Дачу я закрываю всегда в один день — вторая суббота октября. Не раньше, не позже. Отец так делал, и я так делаю: свет вырубить на щитке, воду слить из бака, ставни на щеколду, дверь на два оборота. Сорок минут — и до мая.

Поселок наш — под Кимрами, за рекой, шесть улиц садовых участков, к октябрю пустых, как выеденное яйцо. Все уже разъехались. Дачники — народ дисциплинированный: отплодоносило — по домам. Остаются вороны да я.

В ту субботу я приехал последней электричкой на девять сорок, дошел от платформы пешком (автобус по осени не ходит), фонариком светя под ноги. Сыро. Пахло прелым листом и дымом — кто-то за рекой жег ботву. Обычный вечер. Тыщу раз такой был.

Калитка скрипнула, как всегда. Замок на двери — целый, я проверил сразу, машинально, привычка от тестя-мента осталась. Все заперто. Я отпер, вошел, щелкнул выключателем в сенях.

И встал.

В доме было тепло.

Не так, как в летний день, когда солнце нагреет — а живым теплом, как будто печку недавно топили. И запах. Заварки. Свежей, крепкой черной заварки — той, что мать всегда брала, грузинскую, со слоном на пачке.

Я прошел на кухню.

На столе стоял чайник. Наш, эмалированный, синий, с отбитым носиком. Я тронул бок ладонью — теплый. Не горячий, а именно теплый, как бывает через полчаса после того, как сняли с плиты. Рядом — чашка. От нее шел пар. Тонкая струйка, вилась вверх, к лампочке, и таяла.

Кто-то только что пил здесь чай. Минут пять назад. Может, десять. Кто считал.

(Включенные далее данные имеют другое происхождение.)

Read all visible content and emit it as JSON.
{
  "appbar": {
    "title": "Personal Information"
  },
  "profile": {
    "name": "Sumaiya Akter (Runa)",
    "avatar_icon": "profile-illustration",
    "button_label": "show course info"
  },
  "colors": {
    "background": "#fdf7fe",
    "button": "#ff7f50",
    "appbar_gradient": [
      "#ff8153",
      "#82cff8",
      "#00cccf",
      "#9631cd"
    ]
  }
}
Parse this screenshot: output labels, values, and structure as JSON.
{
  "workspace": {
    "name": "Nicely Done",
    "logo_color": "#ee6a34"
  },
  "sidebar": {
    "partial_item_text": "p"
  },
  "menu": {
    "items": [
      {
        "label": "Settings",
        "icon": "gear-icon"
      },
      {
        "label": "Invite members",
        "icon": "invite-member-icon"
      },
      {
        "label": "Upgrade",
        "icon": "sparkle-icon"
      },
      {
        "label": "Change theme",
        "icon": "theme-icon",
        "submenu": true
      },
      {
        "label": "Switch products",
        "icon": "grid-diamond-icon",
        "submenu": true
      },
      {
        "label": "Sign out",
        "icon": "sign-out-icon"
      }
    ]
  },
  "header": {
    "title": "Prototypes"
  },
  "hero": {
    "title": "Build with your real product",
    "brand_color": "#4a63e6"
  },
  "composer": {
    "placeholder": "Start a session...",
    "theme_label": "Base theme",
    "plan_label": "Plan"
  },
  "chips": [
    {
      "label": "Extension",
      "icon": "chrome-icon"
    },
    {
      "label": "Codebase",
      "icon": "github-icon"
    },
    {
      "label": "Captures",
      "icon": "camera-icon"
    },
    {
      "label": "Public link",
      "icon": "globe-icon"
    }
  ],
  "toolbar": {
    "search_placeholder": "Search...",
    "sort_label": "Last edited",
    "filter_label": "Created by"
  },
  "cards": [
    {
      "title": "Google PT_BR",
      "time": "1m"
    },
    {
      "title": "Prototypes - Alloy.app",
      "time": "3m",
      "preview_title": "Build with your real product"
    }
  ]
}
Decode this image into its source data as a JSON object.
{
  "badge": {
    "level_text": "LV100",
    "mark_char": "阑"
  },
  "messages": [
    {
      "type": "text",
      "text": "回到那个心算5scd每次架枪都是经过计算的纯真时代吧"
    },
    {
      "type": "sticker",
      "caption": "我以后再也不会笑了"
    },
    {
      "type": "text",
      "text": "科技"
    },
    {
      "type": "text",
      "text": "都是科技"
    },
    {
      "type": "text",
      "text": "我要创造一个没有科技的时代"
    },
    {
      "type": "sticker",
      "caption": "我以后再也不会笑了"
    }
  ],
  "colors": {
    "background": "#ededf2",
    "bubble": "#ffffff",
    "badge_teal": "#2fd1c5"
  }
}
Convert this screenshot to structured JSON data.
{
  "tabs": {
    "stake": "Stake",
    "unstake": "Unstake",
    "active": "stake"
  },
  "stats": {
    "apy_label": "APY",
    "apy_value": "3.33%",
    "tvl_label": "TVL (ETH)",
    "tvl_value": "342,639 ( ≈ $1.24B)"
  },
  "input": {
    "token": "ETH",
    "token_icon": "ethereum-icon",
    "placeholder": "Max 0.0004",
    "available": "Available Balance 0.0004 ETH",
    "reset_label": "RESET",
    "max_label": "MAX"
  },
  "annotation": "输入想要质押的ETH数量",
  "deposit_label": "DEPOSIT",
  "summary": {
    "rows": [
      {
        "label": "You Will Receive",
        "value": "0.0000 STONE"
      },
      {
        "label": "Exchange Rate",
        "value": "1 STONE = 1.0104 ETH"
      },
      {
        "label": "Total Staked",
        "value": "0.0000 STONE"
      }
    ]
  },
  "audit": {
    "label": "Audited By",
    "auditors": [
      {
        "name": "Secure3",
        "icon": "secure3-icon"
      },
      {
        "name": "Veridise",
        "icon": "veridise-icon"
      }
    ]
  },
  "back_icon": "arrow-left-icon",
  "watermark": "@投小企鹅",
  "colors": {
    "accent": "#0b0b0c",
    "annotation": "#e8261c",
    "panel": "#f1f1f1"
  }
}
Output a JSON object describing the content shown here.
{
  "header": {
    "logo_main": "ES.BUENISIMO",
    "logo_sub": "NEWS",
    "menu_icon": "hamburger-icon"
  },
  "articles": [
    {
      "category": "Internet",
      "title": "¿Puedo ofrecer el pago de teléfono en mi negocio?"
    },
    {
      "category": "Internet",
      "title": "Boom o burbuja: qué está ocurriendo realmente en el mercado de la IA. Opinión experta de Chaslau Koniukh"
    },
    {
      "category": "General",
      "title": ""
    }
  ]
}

Первая мысль — нормальная, человеческая: залезли. Бомжи, подростки, кто угодно. Печку затопили, погрелись, чаю попили — а я спугнул, они и дернули через заднее окно. Логично же. Я даже приободрился от этой логики, ухватился за нее, как за поручень.

Пошел проверять окна. Все на шпингалетах. Изнутри. Заднее — заколочено еще с весны, я сам гвозди бил, ржавые шляпки на месте, никто их не трогал.

Ладно. Дверь? Дверь я отпер сам, своим ключом. Второй ключ — у меня в кармане, дубликат — дома, в Твери, в ящике комода. Больше ключей нет. Сорок лет как нет.

Тогда я посмотрел на пол.

Следы.

Мокрые следы босых ног. Небольших — женских, наверное, или детских. Они шли от порога, через кухню, к столу. Отчетливые, темные на крашеных досках. Я присел, потрогал — влажные. Настоящие.

Они вели в дом. Внутрь.

Обратных — не было. Ни одного. Как будто человек вошел, дошел до стола — и не вышел. Растворился.

Вот тут у меня в затылке зашевелилось. Мерзко так, волосками.

Я выпрямился — и увидел чашку как следует. По-настоящему увидел.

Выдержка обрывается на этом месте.